We had one or two exceptionally warm days in February, but don’t get caught out, there are certainly more frosts and cold weather in store.
- Top dress your containers. Simply remove the top 5cm (2”) of compost in the container and replace it with fresh compost, such as soil based John Innes No 3, or ericaceous compost for acid loving plants. Check the drainage holes are clear and working, as roots soon die if they sit in water.
- Lawns can be mown if they look in need of it, but just a high cut on a dry day, to nip off the ends.
- If your narcissus and daffodils didn’t flower well last year, give them an early spring feed of Growmore and water in if the soil is dry. Always dead-head after flowering and never fold and tie the old leaves.
- Hoe the weeds, where there’s space to do so without damaging awakening plants – you’ll get a head start on them and a sharp hoe makes the world of difference! You can also hoe gravel drives; do it gently and carefully so as not to goudge the surface and if done regularly, it greatly reduces the need for weed killers.
- Lift and divide overgrown clumps of perennials.
- Prune roses. People get nervous about this but as with wisteria, if you don’t get it quite right, you may lose some flowers but it’s unlikely you’ll kill the plant.
General rules for all types are: remove the four D’s = dead, diseased, damaged or dying branches. Prune to an outward facing bud, slope the cut away from it and use sharp secateurs
Ramblers and climbers: often it’s just pruning a mature plant to fit the available space, if congested, remove one in three old rambler shoots at the base. Cut back flowered side shoots by about two thirds and tie in new shoots to prevent wind damage.
English and repeat flowering shrubs roses: cut back overall by about a third, keep the centre open for good air circulation.
Old shrub roses such as gallicas and moss roses: these require little pruning and need space to develop their natural habit.
For greater detail, David Austin Roses’ site has plenty of information.
- Buddleia. Hard prune them back to a basic framework, even though they will already have starting producing new leaves.

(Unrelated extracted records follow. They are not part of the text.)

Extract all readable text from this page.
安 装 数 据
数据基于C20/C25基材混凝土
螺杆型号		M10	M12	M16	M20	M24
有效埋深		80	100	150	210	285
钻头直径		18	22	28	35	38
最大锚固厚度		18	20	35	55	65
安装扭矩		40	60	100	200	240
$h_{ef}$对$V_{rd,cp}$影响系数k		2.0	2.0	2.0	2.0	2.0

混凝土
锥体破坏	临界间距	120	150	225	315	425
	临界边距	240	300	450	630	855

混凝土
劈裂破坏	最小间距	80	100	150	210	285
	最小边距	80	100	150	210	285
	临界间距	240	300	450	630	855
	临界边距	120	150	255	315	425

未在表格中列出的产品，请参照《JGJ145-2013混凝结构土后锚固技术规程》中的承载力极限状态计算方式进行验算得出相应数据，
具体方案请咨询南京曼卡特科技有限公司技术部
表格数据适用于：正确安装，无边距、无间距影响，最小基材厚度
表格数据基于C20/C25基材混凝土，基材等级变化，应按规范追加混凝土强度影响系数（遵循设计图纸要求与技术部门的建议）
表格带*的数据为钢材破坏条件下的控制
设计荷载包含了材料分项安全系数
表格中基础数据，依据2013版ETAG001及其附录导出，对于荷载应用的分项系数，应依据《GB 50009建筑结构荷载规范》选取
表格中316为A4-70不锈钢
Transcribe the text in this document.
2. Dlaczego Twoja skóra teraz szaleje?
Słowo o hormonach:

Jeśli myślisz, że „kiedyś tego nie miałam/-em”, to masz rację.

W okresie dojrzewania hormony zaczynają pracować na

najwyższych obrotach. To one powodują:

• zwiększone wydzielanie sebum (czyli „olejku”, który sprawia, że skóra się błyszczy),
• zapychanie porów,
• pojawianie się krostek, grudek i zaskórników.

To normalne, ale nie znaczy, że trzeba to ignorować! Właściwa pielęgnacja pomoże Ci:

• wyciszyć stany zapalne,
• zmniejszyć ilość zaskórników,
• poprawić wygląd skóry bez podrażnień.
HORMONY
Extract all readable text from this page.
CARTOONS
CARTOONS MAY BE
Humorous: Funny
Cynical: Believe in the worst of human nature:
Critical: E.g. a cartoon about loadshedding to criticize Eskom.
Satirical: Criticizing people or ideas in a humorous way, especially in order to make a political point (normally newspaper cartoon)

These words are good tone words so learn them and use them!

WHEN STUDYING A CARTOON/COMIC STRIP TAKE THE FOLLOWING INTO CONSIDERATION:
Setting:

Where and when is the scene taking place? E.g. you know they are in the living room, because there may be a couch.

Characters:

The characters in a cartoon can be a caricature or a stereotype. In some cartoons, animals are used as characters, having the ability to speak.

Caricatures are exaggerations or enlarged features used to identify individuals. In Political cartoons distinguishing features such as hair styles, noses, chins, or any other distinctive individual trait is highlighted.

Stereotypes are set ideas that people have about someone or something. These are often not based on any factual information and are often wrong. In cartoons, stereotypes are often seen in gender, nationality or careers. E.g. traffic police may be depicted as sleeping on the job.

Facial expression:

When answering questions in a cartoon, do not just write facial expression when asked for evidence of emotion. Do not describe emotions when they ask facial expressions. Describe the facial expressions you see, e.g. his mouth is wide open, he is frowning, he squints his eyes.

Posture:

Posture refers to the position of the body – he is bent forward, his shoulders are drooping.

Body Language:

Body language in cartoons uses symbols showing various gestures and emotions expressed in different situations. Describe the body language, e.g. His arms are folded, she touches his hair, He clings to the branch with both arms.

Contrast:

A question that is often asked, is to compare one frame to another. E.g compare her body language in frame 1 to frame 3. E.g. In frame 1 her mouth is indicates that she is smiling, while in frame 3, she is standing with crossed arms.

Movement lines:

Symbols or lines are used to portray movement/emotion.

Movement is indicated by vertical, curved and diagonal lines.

- Clematis. The late flowering Group 3 clematis should be hard pruned, these too will be producing many new buds by now, but do the deed and the plant will benefit from it.
- Keep feeding your garden birds, morning is best, as they lose weight overnight trying to keep warm and fish will be getting hungry too.
It’s the first day of March and my hellebores are in full flower with a few brave Anemone blandas for company; they look so beautiful and delicate, yet they’ve been toughing it out in icy winds and sleet!